Corona-Proteste in Berlin: Demonstranten mit Reichskriegsflaggen stürmen die Reichstagstreppe

Chris Schröder 30.08.2020, 9:35 Uhr

An den Protesten in Berlin gegen die Corona-Politik der Bundesregierung haben gestern schätzungsweise 38.000 Menschen teilgenommen. Die endgültigen Zahlen stehen noch aus. Aufgerufen hatte die Stuttgarter Initiative Querdenken 711 sowie mehrere rechtsextreme Gruppierungen und AfD-Politiker. Es kam zu Auseinandersetzungen zwischen Demonstranten und der Polizei, Straßen wurden vorübergehend blockiert, Absperrungen durchbrochen und ein Baucontainer angezündet. 300 Personen wurden festgenommen, allein vor der russischen Botschaft waren es 200, unter ihnen auch Attila Hildmann. Demonstranten gelang es, Absperrungen zu überwinden und am Ende sogar die Reichstagstreppe zu stürmen. Die Berliner Polizei konnte Schlimmeres verhindern.
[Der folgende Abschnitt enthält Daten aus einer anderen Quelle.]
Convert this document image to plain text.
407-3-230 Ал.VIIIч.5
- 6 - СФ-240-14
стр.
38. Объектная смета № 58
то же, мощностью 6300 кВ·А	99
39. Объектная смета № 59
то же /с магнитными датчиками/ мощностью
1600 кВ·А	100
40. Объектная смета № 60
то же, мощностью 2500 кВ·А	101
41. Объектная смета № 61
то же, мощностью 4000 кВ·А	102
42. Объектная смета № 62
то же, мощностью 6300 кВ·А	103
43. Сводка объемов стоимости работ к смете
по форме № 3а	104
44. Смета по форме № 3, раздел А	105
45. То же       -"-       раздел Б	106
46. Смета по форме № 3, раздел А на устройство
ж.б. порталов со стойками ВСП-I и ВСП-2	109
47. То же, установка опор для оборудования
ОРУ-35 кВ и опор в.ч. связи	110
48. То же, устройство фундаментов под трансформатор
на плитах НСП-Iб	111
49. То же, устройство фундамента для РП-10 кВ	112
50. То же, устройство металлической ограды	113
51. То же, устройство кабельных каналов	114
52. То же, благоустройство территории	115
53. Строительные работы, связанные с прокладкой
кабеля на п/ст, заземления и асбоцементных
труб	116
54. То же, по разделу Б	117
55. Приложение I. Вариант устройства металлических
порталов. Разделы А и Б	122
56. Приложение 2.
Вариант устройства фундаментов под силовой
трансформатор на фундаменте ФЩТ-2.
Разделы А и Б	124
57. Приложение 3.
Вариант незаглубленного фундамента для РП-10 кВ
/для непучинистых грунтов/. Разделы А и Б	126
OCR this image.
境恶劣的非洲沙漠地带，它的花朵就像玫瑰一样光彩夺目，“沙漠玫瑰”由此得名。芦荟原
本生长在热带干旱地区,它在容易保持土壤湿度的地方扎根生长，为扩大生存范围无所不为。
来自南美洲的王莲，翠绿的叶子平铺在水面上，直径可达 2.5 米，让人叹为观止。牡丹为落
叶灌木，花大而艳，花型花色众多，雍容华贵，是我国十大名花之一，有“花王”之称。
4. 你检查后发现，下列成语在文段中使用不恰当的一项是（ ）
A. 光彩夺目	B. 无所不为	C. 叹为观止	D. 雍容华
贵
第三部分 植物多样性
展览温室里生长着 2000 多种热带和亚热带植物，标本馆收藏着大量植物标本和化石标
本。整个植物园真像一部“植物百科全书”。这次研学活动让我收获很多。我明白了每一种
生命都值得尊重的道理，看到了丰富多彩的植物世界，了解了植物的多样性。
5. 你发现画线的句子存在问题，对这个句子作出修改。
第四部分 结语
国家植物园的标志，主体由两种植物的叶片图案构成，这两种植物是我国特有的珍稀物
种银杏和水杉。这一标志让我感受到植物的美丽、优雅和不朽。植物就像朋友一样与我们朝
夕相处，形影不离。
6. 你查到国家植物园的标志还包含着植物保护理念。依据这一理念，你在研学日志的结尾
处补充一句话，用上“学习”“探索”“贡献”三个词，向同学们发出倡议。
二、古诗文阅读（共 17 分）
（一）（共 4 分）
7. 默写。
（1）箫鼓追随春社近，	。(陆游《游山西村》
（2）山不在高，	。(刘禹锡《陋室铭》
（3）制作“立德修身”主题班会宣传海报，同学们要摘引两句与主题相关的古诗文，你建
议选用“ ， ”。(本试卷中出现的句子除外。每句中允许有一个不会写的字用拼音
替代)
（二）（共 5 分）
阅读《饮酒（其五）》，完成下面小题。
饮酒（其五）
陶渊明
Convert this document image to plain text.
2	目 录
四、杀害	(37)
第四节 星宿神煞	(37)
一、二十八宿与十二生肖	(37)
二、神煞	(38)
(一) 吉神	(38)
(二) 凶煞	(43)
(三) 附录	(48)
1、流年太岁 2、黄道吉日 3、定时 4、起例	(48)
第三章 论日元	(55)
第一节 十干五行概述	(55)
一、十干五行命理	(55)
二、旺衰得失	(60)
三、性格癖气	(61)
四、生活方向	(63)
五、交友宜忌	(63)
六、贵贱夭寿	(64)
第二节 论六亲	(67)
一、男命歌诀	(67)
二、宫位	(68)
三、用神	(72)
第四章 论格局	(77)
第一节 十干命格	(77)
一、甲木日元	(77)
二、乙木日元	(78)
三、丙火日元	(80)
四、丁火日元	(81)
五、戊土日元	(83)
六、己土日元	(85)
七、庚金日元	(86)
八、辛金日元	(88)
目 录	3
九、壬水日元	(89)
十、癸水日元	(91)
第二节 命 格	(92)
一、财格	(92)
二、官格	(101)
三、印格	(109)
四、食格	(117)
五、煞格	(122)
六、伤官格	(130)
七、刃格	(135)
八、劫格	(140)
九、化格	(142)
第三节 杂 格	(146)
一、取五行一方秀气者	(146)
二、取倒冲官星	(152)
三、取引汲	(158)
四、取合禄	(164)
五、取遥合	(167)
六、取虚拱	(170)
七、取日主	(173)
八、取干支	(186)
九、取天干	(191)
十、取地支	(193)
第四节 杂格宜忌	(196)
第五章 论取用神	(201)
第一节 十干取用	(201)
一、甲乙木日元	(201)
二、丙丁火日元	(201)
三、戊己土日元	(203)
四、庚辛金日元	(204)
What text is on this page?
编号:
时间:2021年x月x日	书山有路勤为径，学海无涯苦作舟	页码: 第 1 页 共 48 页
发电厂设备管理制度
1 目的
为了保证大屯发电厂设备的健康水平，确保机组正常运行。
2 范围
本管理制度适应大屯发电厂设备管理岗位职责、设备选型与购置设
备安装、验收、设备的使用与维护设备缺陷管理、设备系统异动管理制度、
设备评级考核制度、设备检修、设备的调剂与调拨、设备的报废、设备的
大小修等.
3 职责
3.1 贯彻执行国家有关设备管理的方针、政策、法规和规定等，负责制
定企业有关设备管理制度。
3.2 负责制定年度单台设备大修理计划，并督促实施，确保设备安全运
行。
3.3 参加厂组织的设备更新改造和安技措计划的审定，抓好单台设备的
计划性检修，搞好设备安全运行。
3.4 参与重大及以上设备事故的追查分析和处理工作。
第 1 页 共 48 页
Bereits am Vormittag mussten sich die Beamten vom Pariser Platz zurückziehen, weil die Stimmungslage aggressiver wurde. Immer wieder wurden die Absperrungen durchbrochen. Den geplanten Demonstrationszug an der Friedrichstraße hatte die Polizei am Mittag gar nicht erst starten lassen, weil die Mindestabstände zum Infektionsschutz nicht eingehalten wurden. Deswegen wurde das Tragen eines Mund-Nasen-Schutzes zur Auflage gemacht, was der Veranstalter aber trotz Abstimmung per Handzeichen und Lautsprecherdurchsagen nicht umsetzen konnte. Nach längeren Verhandlungen begann die vermeintlich unterbesetzte Polizei dann schließlich, die Versammlung aufzulösen. Mit zunächst eher mäßigem Erfolg.

Obwohl die Demo offiziell aufgelöst war, strömten mehrere Tausend Teilnehmer zur Siegessäule. Auf der dortigen Großkundgebung, die insgesamt friedlich ablief, forderte Michael Ballweg von der Initiative Querdenken, alle Corona-Gesetze aufzuheben. Die Bundesregierung müsse sofort zurücktreten. Tosender Beifall aus der Menge. Immer wieder riefen sie «Widerstand» und «Wir sind das Volk». Das Lied „Freiheit“ von Marius Müller-Westernhagen wurde mehrfach gespielt und gesungen. Das Spektrum der Teilnehmer reichte dabei von Impfgegnern und Verschwörungstheoretikern über Hippies, Esoteriker und Familien mit Kindern, die alle Seite an Seite mit Rechtsextremen, Hooligans und Reichsbürgern demonstrierten. Das verbindende Element: Unzufriedenheit und Unverständnis mit den Corona-Maßnahmen der Bundesregierung.

Vor der russischen Botschaft wurde indes ein Friedensvertrag mit Russland gefordert. Dort kam es zur Eskalation, als die Polizei versuchte, eine Gruppe aus 2.000 bis 3.000 Rechtsextemisten und Reichsbürger aufzulösen. Aus dieser Gruppe kam es dann zu Steinen- und Flaschenwürfen auf die Beamten. Sieben Polizistinnen und Polizisten wurden dabei verletzt. 200 Menschen wurden festgenommen, darunter auch Attila Hildmann. Er hatte wiederholt versucht, eine nicht angemeldete Rede zu halten und Demo-Teilnehmer dazu ermutigt, die Absperrungen zu durchbrechen und den Reichstag zu stürmen.

Ursprünglich wollten die Behörden die Versammlungen verbieten, sie unterlagen jedoch vor dem Verwaltungsgericht- und Oberverwaltungsgericht. Als Begründung für die Verbotsverfügung hatte die Polizei angeführt, dass durch die Ansammlung ohne Maske und Abstand ein zu hohes Gesundheitsrisiko für die Bevölkerung entstehe. Die Richter sahen dies jedoch nicht als ausreichenden Grund an.

Die Aufarbeitung des gestrigen Tages wird die Öffentlichkeit noch eine Weile beschäftigen. Reichskriegsflaggen und Rechtsextreme auf den Stufen des Reichstages, das sind Bilder, die nicht so schnell verblassen werden. Das ist ein Armutszeugnis für den deutschen Rechtsstaat. Zu wenig Polizisten, fragwürdige Einsatztaktik und zu lasches Vorgehen. Jede linke Demo wäre bei derartigem Verhalten sofort mit Tränengas und Wasserwerfern beendet worden. Es gibt massive Kritik an der Berliner Polizeipräsidentin Barbara Slowik und dem Berliner Innensenator Andreas Geisel (SPD), die bereits wegen der Demo am 1. August nicht gut dastanden.